Repurposing an old building isn't a new concept, as warehouses turn into lofts and shops in urban areas worldwide-- reuse is one of the basinal principles of sustainability, after all. A really great example of refurbishment of the industrial into the modern is the OostCampus led by Madrid firm Carlos Arroyo Architects.
The firm took an old Coca-Cola bottling plant and transformed the space into a city hall and municipal services center that unifies the civil services buildings in the areas around Oostkamp, Belgium and the surrounding countryside that borders Bruges.
When the municipalities of these areas were combined, the city acquired the plot of land with the defunct Coke plant, a building in a perfect location to be convenient for all of the surrounding areas. Arroyo won a competition four years ago to project a different use for the site.
His plan kept the original building intact, including the foundation, but changed the giant hall substantially by filling the inside with fiber and gypsum bubble-like shells that make the interior look as far from industrial as possible.

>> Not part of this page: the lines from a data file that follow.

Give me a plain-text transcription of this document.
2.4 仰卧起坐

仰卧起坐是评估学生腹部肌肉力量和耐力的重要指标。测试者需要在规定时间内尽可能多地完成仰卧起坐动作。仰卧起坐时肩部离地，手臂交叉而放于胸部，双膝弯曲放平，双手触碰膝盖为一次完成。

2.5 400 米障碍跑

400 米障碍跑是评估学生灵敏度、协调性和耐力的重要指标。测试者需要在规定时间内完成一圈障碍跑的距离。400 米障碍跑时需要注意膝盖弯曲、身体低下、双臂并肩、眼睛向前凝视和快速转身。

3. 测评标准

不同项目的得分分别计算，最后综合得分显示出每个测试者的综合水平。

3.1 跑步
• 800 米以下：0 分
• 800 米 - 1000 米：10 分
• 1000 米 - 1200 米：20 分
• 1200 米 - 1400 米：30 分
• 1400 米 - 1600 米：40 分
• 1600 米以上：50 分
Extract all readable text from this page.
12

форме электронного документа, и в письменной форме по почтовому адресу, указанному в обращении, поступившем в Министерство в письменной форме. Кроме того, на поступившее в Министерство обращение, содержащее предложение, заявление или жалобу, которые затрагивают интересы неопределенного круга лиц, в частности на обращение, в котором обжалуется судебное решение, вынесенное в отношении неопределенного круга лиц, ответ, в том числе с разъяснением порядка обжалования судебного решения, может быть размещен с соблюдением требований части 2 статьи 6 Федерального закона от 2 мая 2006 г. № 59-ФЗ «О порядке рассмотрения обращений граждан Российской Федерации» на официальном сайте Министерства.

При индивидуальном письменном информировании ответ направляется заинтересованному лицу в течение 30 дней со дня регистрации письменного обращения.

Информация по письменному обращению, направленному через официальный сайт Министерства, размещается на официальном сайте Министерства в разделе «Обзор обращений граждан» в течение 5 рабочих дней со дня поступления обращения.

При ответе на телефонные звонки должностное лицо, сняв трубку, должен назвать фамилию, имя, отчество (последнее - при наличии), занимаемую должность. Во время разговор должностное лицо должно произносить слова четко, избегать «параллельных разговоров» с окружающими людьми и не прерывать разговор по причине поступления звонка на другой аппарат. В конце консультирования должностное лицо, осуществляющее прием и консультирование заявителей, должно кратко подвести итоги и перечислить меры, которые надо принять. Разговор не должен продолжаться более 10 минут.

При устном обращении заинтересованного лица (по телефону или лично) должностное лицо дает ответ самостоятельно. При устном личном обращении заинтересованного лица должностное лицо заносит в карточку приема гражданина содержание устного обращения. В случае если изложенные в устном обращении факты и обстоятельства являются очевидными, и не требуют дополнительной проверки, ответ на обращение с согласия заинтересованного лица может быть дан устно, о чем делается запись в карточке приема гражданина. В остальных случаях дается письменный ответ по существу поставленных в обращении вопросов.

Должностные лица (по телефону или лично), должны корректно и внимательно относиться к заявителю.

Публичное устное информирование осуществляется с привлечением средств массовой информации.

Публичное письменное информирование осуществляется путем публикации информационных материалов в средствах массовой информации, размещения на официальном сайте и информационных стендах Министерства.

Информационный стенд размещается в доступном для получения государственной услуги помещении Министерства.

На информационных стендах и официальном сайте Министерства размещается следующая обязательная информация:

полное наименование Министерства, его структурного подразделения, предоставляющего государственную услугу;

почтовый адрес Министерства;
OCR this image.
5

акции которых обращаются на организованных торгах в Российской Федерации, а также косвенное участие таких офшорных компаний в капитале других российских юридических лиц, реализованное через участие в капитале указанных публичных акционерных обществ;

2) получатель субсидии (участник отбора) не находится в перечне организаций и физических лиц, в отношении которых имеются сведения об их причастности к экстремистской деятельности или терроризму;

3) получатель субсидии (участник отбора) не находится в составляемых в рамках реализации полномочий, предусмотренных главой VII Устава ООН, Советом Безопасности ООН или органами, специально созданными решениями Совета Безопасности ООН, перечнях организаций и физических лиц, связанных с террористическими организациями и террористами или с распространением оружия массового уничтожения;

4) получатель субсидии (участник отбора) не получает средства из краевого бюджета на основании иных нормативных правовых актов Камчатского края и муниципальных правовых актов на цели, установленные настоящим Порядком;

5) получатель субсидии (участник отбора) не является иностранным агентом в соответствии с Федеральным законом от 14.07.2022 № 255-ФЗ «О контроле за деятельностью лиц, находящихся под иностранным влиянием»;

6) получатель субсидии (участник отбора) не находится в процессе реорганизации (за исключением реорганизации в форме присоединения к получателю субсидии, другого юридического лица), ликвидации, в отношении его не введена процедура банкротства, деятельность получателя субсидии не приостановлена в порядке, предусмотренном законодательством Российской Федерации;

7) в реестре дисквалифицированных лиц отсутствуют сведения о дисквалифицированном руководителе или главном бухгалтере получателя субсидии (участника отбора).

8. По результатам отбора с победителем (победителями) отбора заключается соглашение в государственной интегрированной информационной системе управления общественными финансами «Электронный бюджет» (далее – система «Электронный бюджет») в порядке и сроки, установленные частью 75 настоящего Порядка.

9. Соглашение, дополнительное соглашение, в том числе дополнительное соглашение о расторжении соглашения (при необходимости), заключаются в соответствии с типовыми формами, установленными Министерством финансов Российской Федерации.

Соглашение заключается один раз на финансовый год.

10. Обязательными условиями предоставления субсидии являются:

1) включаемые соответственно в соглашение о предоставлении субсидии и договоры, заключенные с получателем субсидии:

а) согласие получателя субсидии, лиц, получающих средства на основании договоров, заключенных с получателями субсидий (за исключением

Although the new design is compelling in itself, I am more taken with what remained from the original structure: floors, supporting structures, outer skin, insulation, waterproofing, and all recoverable services and equipment, like the power station, heating plant, water pipes, fire hoses, sewerage, and even parking area, fencing and access.
Arroyo didn't gut the thing, he used what he had (in a very cool way), and saved energy. No matter the LEED rating on a building, the energy of production is something we often forget about that's all too important to remember. And now, a forgotten plant has a vibrant second life.